Traiter l’aspect technique peut se révéler compliqué. Le matériel, les balances, la sonorisation… Pour s’atteler au sujet, il faut s’y connaître et être capable de vulgariser ses propos. Ce n’est pas à la portée de tout le monde… Reste l’ambiance. Traduire l’atmosphère avant un show est sans doute la meilleure approche. Mais là encore, ce n’est pas si simple… Raconter cet instant de flottement avant l’arrivée sur scène est hasardeux. Rendre compte de l’état d’esprit des musiciens, savoir ce qui les pousse à se dépasser soir après soir… Rien de cela n’est visible de l’extérieur. Tout se passe à l’intérieur du groupe et le badaud est bien incapable d’interpréter quoi que ce soit. Pour ne pas commettre d’impairs, la meilleure solution reste l’échange. L’interview est inévitable…. mais encore faut-il l’obtenir…

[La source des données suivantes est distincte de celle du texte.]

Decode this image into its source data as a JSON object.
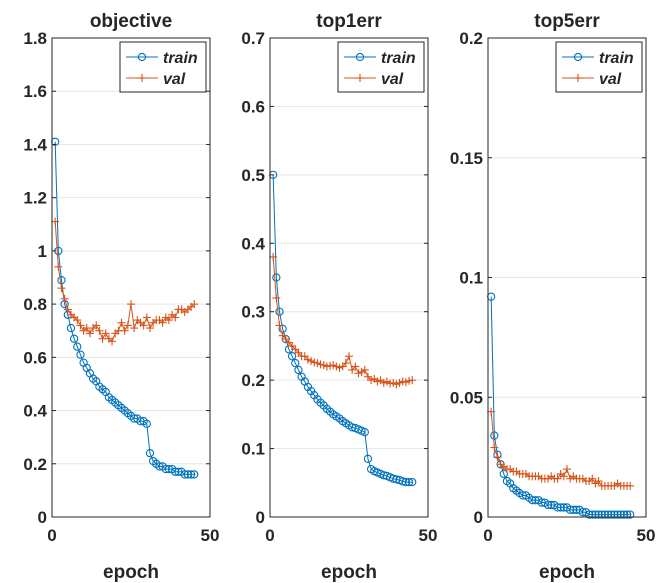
{
  "chart_data": [
    {
      "type": "line",
      "title": "objective",
      "xlabel": "epoch",
      "ylabel": "",
      "xlim": [
        0,
        50
      ],
      "ylim": [
        0,
        1.8
      ],
      "xticks": [
        0,
        50
      ],
      "xtick_labels": [
        "0",
        "50"
      ],
      "yticks": [
        0,
        0.2,
        0.4,
        0.6,
        0.8,
        1,
        1.2,
        1.4,
        1.6,
        1.8
      ],
      "ytick_labels": [
        "0",
        "0.2",
        "0.4",
        "0.6",
        "0.8",
        "1",
        "1.2",
        "1.4",
        "1.6",
        "1.8"
      ],
      "grid": true,
      "legend": "top-right",
      "series": [
        {
          "name": "train",
          "color": "#0072BD",
          "marker": "circle",
          "x": [
            1,
            2,
            3,
            4,
            5,
            6,
            7,
            8,
            9,
            10,
            11,
            12,
            13,
            14,
            15,
            16,
            17,
            18,
            19,
            20,
            21,
            22,
            23,
            24,
            25,
            26,
            27,
            28,
            29,
            30,
            31,
            32,
            33,
            34,
            35,
            36,
            37,
            38,
            39,
            40,
            41,
            42,
            43,
            44,
            45
          ],
          "y": [
            1.41,
            1.0,
            0.89,
            0.8,
            0.76,
            0.71,
            0.67,
            0.64,
            0.61,
            0.58,
            0.56,
            0.54,
            0.52,
            0.51,
            0.49,
            0.48,
            0.47,
            0.45,
            0.44,
            0.43,
            0.42,
            0.41,
            0.4,
            0.39,
            0.38,
            0.37,
            0.37,
            0.36,
            0.36,
            0.35,
            0.24,
            0.21,
            0.2,
            0.19,
            0.19,
            0.18,
            0.18,
            0.18,
            0.17,
            0.17,
            0.17,
            0.16,
            0.16,
            0.16,
            0.16
          ]
        },
        {
          "name": "val",
          "color": "#D95319",
          "marker": "plus",
          "x": [
            1,
            2,
            3,
            4,
            5,
            6,
            7,
            8,
            9,
            10,
            11,
            12,
            13,
            14,
            15,
            16,
            17,
            18,
            19,
            20,
            21,
            22,
            23,
            24,
            25,
            26,
            27,
            28,
            29,
            30,
            31,
            32,
            33,
            34,
            35,
            36,
            37,
            38,
            39,
            40,
            41,
            42,
            43,
            44,
            45
          ],
          "y": [
            1.11,
            0.94,
            0.86,
            0.82,
            0.78,
            0.76,
            0.75,
            0.74,
            0.72,
            0.7,
            0.71,
            0.69,
            0.71,
            0.72,
            0.7,
            0.67,
            0.69,
            0.67,
            0.66,
            0.69,
            0.7,
            0.73,
            0.7,
            0.72,
            0.8,
            0.71,
            0.74,
            0.73,
            0.72,
            0.75,
            0.71,
            0.73,
            0.74,
            0.74,
            0.73,
            0.75,
            0.74,
            0.76,
            0.75,
            0.78,
            0.78,
            0.77,
            0.78,
            0.79,
            0.8
          ]
        }
      ]
    },
    {
      "type": "line",
      "title": "top1err",
      "xlabel": "epoch",
      "ylabel": "",
      "xlim": [
        0,
        50
      ],
      "ylim": [
        0,
        0.7
      ],
      "xticks": [
        0,
        50
      ],
      "xtick_labels": [
        "0",
        "50"
      ],
      "yticks": [
        0,
        0.1,
        0.2,
        0.3,
        0.4,
        0.5,
        0.6,
        0.7
      ],
      "ytick_labels": [
        "0",
        "0.1",
        "0.2",
        "0.3",
        "0.4",
        "0.5",
        "0.6",
        "0.7"
      ],
      "grid": true,
      "legend": "top-right",
      "series": [
        {
          "name": "train",
          "color": "#0072BD",
          "marker": "circle",
          "x": [
            1,
            2,
            3,
            4,
            5,
            6,
            7,
            8,
            9,
            10,
            11,
            12,
            13,
            14,
            15,
            16,
            17,
            18,
            19,
            20,
            21,
            22,
            23,
            24,
            25,
            26,
            27,
            28,
            29,
            30,
            31,
            32,
            33,
            34,
            35,
            36,
            37,
            38,
            39,
            40,
            41,
            42,
            43,
            44,
            45
          ],
          "y": [
            0.5,
            0.35,
            0.3,
            0.275,
            0.26,
            0.245,
            0.235,
            0.225,
            0.215,
            0.205,
            0.198,
            0.19,
            0.184,
            0.178,
            0.172,
            0.167,
            0.163,
            0.158,
            0.154,
            0.15,
            0.147,
            0.144,
            0.14,
            0.137,
            0.134,
            0.131,
            0.13,
            0.128,
            0.126,
            0.124,
            0.085,
            0.07,
            0.067,
            0.065,
            0.063,
            0.061,
            0.06,
            0.058,
            0.056,
            0.055,
            0.054,
            0.052,
            0.051,
            0.051,
            0.051
          ]
        },
        {
          "name": "val",
          "color": "#D95319",
          "marker": "plus",
          "x": [
            1,
            2,
            3,
            4,
            5,
            6,
            7,
            8,
            9,
            10,
            11,
            12,
            13,
            14,
            15,
            16,
            17,
            18,
            19,
            20,
            21,
            22,
            23,
            24,
            25,
            26,
            27,
            28,
            29,
            30,
            31,
            32,
            33,
            34,
            35,
            36,
            37,
            38,
            39,
            40,
            41,
            42,
            43,
            44,
            45
          ],
          "y": [
            0.38,
            0.32,
            0.28,
            0.265,
            0.26,
            0.255,
            0.25,
            0.245,
            0.24,
            0.235,
            0.235,
            0.23,
            0.228,
            0.226,
            0.225,
            0.223,
            0.222,
            0.22,
            0.221,
            0.222,
            0.22,
            0.218,
            0.22,
            0.225,
            0.235,
            0.215,
            0.22,
            0.21,
            0.212,
            0.215,
            0.205,
            0.2,
            0.202,
            0.198,
            0.2,
            0.196,
            0.198,
            0.195,
            0.196,
            0.194,
            0.196,
            0.198,
            0.197,
            0.199,
            0.2
          ]
        }
      ]
    },
    {
      "type": "line",
      "title": "top5err",
      "xlabel": "epoch",
      "ylabel": "",
      "xlim": [
        0,
        50
      ],
      "ylim": [
        0,
        0.2
      ],
      "xticks": [
        0,
        50
      ],
      "xtick_labels": [
        "0",
        "50"
      ],
      "yticks": [
        0,
        0.05,
        0.1,
        0.15,
        0.2
      ],
      "ytick_labels": [
        "0",
        "0.05",
        "0.1",
        "0.15",
        "0.2"
      ],
      "grid": true,
      "legend": "top-right",
      "series": [
        {
          "name": "train",
          "color": "#0072BD",
          "marker": "circle",
          "x": [
            1,
            2,
            3,
            4,
            5,
            6,
            7,
            8,
            9,
            10,
            11,
            12,
            13,
            14,
            15,
            16,
            17,
            18,
            19,
            20,
            21,
            22,
            23,
            24,
            25,
            26,
            27,
            28,
            29,
            30,
            31,
            32,
            33,
            34,
            35,
            36,
            37,
            38,
            39,
            40,
            41,
            42,
            43,
            44,
            45
          ],
          "y": [
            0.092,
            0.034,
            0.026,
            0.022,
            0.018,
            0.015,
            0.014,
            0.012,
            0.011,
            0.01,
            0.009,
            0.009,
            0.008,
            0.007,
            0.007,
            0.007,
            0.006,
            0.006,
            0.005,
            0.005,
            0.005,
            0.004,
            0.004,
            0.004,
            0.004,
            0.003,
            0.003,
            0.003,
            0.003,
            0.002,
            0.002,
            0.001,
            0.001,
            0.001,
            0.001,
            0.001,
            0.001,
            0.001,
            0.001,
            0.001,
            0.001,
            0.001,
            0.001,
            0.001,
            0.001
          ]
        },
        {
          "name": "val",
          "color": "#D95319",
          "marker": "plus",
          "x": [
            1,
            2,
            3,
            4,
            5,
            6,
            7,
            8,
            9,
            10,
            11,
            12,
            13,
            14,
            15,
            16,
            17,
            18,
            19,
            20,
            21,
            22,
            23,
            24,
            25,
            26,
            27,
            28,
            29,
            30,
            31,
            32,
            33,
            34,
            35,
            36,
            37,
            38,
            39,
            40,
            41,
            42,
            43,
            44,
            45
          ],
          "y": [
            0.044,
            0.029,
            0.025,
            0.022,
            0.021,
            0.02,
            0.02,
            0.019,
            0.019,
            0.018,
            0.018,
            0.018,
            0.017,
            0.017,
            0.017,
            0.017,
            0.016,
            0.016,
            0.016,
            0.017,
            0.016,
            0.016,
            0.018,
            0.017,
            0.02,
            0.016,
            0.017,
            0.016,
            0.016,
            0.016,
            0.015,
            0.015,
            0.016,
            0.014,
            0.015,
            0.013,
            0.013,
            0.013,
            0.013,
            0.013,
            0.014,
            0.013,
            0.013,
            0.013,
            0.013
          ]
        }
      ]
    }
  ]
}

Les Tambours du Bronx ont accepté de se prêter à l’exercice lors de leur passage à Rennes. Présents depuis plus de trente ans sur la scène française et internationale, ces percussionnistes urbains se sont fait un nom. Véritables orfèvres, ils orchestrent des show à l’énergie brute. Des cogneurs, qui une fois lancés, ne lâchent rien ! Pour faire vibrer les bidons, pas moyen de tricher : le geste est ample, le visage est expressif… Ils mettent du cœur à l’ouvrage sans jamais faiblir. Une recette imparable qui rend leur jeu unique. Ce vendredi 5 avril, vers 18h30, ils terminent les balances. De nouveaux instruments trônent parmi les bidons : guitare, basse, batterie… Les Tambours du Bronx sont en mode WOMP : un projet Metal qu’ils portent depuis l’été 2018. Sorti le 19 octobre, l’album aux accents Indus prend toute son ampleur en Live : un son puissant couplé à une musique efficace. À aucun moment, la rage n’est contenue : au contraire, elle est portée par des textes engagés qui répondent comme un écho à l’énergie des bidons. En ces temps où la prise de risque se raréfie, l’approche est audacieuse ! Une véritable bouffée de créativité qui prouve que se réinventer a du bon. À moins de deux heures de l’ouverture des portes, certains musiciens peaufinent leurs réglages, d’autres se posent dans les loges… Pas mal d’allers et retours dans les couloirs : le batteur Franky Costanza – Dagoba, Blazing War Machine –, s’arrête pour saluer et discuter avec les gens de passage. Une partie des membres du groupe Flayed – qui assurent la première partie – font de même. La horde n’est pas encore lâchée mais elle est déjà dans l’ambiance du concert de ce soir. Quatre d’entre eux ont accepté de répondre à une dizaine de questions : Dom – qui passe à la guitare sur WOMP –, Will – aux Tambours – M’sieur Reuno au chant – Lofofora, Mudweiser, Madame Robert – et un invité surprise, Luc – aux Tambours –. Installés sur des flight-cases, l’interview commence en haut des escaliers du Liberté. Juste avant l’arrivée du public, l’instant semble assez irréaliste… et il l’est. Une parenthèse d’une trentaine de minutes avant l’effervescence.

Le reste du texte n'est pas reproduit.